The broadcaster significantly increased its content spend to £671 million in 2021, up from £522 million in 2020. Of this, £492 million (2020: £370 million) was on originated content, including shows like “It’s A Sin,” the Black to Front initiative and Paralympics coverage. Cash reserves rose from £201 million in 2020 to £272 million in 2021, while net assets soared from £452 million in 2020 to £566 million in 2021.
Digital advertising revenue increased by 40% from 2020’s £161 million to £224 million in 2021 and now makes up 19% of Channel 4’s total revenues, up from 17% last year and on target to reach 30% of revenues by 2025, as stated in the broadcaster’s Future4 digital strategy.
Views on Channel 4’s All4, the largest free digital streaming service in the U.K., grew 21% to 1.5 billion and accounted for 13% of total viewing. Channel 4 also recorded a 3% viewing share growth on its main channel. Meanwhile, viewing share among ethnically diverse audiences climbed to 5.4% — its highest annual share of the segment since 2012.

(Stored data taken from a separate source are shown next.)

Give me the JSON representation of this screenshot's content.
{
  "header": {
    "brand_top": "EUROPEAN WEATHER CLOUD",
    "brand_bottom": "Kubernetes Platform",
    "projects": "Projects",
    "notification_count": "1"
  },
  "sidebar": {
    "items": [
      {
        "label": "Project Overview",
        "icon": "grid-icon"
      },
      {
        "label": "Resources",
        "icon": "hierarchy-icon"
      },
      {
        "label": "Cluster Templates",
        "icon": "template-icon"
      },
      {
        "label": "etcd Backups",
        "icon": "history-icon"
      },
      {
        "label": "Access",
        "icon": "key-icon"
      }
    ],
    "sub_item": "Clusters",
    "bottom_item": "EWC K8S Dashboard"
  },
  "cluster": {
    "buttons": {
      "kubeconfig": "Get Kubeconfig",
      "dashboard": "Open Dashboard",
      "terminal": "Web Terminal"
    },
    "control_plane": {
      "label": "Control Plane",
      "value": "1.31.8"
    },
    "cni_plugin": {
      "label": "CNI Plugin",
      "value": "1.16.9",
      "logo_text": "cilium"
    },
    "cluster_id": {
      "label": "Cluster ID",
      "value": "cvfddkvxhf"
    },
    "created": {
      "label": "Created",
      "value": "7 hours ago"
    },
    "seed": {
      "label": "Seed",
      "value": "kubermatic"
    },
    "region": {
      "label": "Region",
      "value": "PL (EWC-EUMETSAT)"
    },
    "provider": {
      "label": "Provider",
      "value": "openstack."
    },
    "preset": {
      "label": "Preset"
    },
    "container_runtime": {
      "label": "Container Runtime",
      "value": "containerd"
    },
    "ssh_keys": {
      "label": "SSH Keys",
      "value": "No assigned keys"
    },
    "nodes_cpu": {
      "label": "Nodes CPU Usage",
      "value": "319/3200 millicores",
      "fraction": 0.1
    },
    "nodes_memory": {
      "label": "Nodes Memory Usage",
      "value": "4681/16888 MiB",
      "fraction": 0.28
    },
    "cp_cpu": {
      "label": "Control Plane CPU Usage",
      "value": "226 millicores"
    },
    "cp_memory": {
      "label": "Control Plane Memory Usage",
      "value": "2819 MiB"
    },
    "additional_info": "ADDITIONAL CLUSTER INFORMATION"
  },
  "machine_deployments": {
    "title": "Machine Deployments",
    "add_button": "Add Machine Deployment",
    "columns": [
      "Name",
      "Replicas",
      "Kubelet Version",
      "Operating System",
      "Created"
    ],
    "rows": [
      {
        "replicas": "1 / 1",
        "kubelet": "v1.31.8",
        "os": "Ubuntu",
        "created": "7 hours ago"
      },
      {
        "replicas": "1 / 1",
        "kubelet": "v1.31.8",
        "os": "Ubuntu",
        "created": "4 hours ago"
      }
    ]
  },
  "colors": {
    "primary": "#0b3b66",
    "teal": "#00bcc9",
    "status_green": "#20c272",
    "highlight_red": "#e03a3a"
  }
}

The annual report also addresses the U.K. government’s plans to privatize Channel 4. “The proposal to privatize Channel 4 will require a lengthy legislative process and political debate, and inevitably has implications in terms of risks and opportunities for the organization,” the broadcaster’s chair Ian Cheshire said in a statement.
“We will continue to engage constructively with DCMS [Department for Digital, Culture, Media and Sport], government and parliament, whilst maintaining our focus on the delivery of our remit, to ensure Channel 4 carries on making its unique contribution to Britain’s creative ecology and national life.”

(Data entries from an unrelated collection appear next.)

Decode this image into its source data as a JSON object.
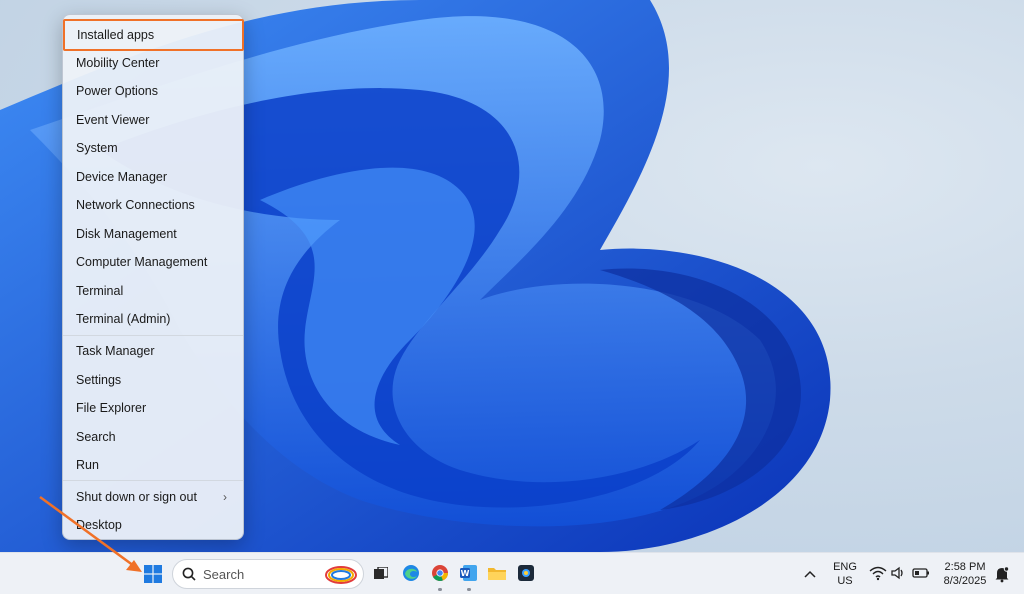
{
  "menu": {
    "group1": [
      "Installed apps",
      "Mobility Center",
      "Power Options",
      "Event Viewer",
      "System",
      "Device Manager",
      "Network Connections",
      "Disk Management",
      "Computer Management",
      "Terminal",
      "Terminal (Admin)"
    ],
    "group2": [
      "Task Manager",
      "Settings",
      "File Explorer",
      "Search",
      "Run"
    ],
    "group3": [
      "Shut down or sign out",
      "Desktop"
    ],
    "highlighted": "Installed apps"
  },
  "taskbar": {
    "search_placeholder": "Search",
    "language": "ENG",
    "region": "US",
    "time": "2:58 PM",
    "date": "8/3/2025"
  },
  "colors": {
    "highlight_border": "#f07128",
    "arrow": "#f07128",
    "windows_logo": "#1f7ae0"
  },
  "icons": [
    "start-icon",
    "search-icon",
    "task-view-icon",
    "edge-icon",
    "chrome-icon",
    "word-icon",
    "file-explorer-icon",
    "photo-app-icon",
    "chevron-up-icon",
    "wifi-icon",
    "volume-icon",
    "battery-icon",
    "notification-icon"
  ]
}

In its strategic and financial outlook for 2022, the report builds in the risks that could arise from privatization and how the potential financial impacts of the process may affect the broadcaster’s viability. “The decision to privatize will inevitably have an impact on the organization; existing risks may be amplified or new risks may emerge, all of which must be managed as we continue to deliver on our remit,” CEO Alex Mahon said in a statement.
The annual report, prepared in May, was delayed because it had to be cleared by the DCMS. “It is fair to say the DCMS made some comments that they would have preferred to see in the report, particularly about our future financial sustainability,” Mahon said last week while answering questions from a DCMS select committee of members of parliament regarding privatization. “Really, the questions were about whether our wording was in line with government policy.”

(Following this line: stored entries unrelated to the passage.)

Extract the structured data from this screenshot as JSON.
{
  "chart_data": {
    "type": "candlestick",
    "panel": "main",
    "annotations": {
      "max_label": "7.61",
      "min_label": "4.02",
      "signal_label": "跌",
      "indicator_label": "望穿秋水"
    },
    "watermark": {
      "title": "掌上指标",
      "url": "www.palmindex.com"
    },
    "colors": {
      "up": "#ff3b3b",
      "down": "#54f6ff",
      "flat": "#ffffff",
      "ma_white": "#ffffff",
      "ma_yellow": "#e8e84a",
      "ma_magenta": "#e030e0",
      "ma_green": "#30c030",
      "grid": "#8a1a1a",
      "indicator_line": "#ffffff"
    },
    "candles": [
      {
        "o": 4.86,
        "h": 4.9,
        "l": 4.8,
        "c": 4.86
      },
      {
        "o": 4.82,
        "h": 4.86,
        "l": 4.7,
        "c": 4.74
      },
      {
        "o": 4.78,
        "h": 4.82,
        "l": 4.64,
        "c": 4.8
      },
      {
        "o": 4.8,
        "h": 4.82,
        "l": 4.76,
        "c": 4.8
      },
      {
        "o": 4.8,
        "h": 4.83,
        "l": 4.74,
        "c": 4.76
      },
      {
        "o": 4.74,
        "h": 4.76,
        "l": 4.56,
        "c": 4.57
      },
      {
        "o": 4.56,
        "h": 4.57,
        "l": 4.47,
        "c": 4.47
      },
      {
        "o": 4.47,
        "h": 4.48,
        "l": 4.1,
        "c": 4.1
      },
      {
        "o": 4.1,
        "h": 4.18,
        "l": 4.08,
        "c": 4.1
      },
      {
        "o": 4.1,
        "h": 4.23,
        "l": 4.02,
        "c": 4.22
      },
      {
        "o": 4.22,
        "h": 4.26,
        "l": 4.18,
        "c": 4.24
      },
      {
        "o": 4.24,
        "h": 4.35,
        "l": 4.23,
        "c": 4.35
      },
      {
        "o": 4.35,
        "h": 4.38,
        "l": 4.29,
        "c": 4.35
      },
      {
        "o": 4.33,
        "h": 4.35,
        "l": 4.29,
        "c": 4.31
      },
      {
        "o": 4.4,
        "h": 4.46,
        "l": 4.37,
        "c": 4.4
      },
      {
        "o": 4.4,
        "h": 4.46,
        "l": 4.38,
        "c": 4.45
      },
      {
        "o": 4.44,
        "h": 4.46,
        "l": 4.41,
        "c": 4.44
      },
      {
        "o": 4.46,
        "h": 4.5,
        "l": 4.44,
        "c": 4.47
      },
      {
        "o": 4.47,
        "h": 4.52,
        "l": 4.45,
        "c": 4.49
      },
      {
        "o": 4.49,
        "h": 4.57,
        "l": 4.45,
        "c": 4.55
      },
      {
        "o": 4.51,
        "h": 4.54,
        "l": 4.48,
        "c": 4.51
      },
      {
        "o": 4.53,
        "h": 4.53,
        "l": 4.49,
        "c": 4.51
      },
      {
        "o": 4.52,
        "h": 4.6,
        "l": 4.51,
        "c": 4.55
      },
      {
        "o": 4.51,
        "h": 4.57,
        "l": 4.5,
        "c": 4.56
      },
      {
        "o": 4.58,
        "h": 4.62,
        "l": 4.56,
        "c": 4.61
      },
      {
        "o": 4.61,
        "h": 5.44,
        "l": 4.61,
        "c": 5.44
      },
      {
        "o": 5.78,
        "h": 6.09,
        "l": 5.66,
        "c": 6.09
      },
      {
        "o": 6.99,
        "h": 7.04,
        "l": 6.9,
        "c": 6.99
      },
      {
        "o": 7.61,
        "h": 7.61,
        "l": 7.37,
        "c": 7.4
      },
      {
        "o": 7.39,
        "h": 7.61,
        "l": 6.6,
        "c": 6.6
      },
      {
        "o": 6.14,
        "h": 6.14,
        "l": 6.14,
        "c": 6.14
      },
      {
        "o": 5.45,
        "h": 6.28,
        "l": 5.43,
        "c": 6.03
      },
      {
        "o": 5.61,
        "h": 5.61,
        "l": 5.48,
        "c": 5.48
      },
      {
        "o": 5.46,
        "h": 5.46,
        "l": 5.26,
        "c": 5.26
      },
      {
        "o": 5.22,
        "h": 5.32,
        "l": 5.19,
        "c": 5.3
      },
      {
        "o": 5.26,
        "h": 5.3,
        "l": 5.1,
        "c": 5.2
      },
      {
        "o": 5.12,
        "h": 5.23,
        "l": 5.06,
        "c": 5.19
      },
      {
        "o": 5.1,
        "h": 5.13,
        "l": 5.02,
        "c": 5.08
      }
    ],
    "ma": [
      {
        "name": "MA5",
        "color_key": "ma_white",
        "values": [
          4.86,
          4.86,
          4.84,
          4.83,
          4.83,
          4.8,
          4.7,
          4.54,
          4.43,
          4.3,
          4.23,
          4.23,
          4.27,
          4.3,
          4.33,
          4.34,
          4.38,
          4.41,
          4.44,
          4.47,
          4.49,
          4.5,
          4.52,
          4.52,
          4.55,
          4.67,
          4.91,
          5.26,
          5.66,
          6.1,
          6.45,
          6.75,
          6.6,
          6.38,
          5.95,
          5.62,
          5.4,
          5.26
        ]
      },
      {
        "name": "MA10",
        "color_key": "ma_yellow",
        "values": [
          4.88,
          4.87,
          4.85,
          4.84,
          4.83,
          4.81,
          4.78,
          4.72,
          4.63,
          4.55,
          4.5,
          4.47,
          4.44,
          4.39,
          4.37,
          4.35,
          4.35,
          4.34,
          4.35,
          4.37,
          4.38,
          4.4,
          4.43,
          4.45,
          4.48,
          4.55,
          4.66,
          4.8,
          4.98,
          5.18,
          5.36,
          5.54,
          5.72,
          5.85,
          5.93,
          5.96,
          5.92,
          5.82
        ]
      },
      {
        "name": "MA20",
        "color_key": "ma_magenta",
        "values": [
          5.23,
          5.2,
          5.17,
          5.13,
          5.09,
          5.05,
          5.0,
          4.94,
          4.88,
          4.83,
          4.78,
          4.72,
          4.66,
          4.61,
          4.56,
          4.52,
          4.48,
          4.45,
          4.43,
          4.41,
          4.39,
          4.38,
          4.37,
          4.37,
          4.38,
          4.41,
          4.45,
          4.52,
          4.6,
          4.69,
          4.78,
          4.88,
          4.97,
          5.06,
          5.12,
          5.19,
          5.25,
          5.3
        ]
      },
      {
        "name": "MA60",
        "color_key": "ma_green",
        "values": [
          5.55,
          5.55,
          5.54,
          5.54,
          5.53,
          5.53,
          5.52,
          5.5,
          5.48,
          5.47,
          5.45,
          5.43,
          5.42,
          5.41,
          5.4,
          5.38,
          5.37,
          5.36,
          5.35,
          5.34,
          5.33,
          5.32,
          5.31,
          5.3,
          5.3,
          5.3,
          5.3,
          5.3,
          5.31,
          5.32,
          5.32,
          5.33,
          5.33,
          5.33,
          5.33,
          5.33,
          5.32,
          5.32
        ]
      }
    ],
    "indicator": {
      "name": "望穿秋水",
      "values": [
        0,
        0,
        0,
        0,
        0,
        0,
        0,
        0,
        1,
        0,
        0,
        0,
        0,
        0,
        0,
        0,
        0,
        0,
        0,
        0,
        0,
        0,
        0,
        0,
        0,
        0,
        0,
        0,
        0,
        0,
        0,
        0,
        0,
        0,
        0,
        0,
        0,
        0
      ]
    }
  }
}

A DCMS spokesperson said at the time: “As the owner of Channel 4, the government is fully entitled to comment on the contents of its annual report. During the normal process of discussion we highlighted that some language in the report could be interpreted as going against the corporation’s commitment, given to both officials and ministers, to refrain from campaigning against privatization. It is the government’s job to take a long-term view on how to best secure the most successful future for Channel 4 in a rapidly changing media landscape and we believe private ownership will give the broadcaster the tools to innovate and grow at pace.”
The annual report is the one approved by the Channel 4 board and has been presented to U.K. parliament without any changes.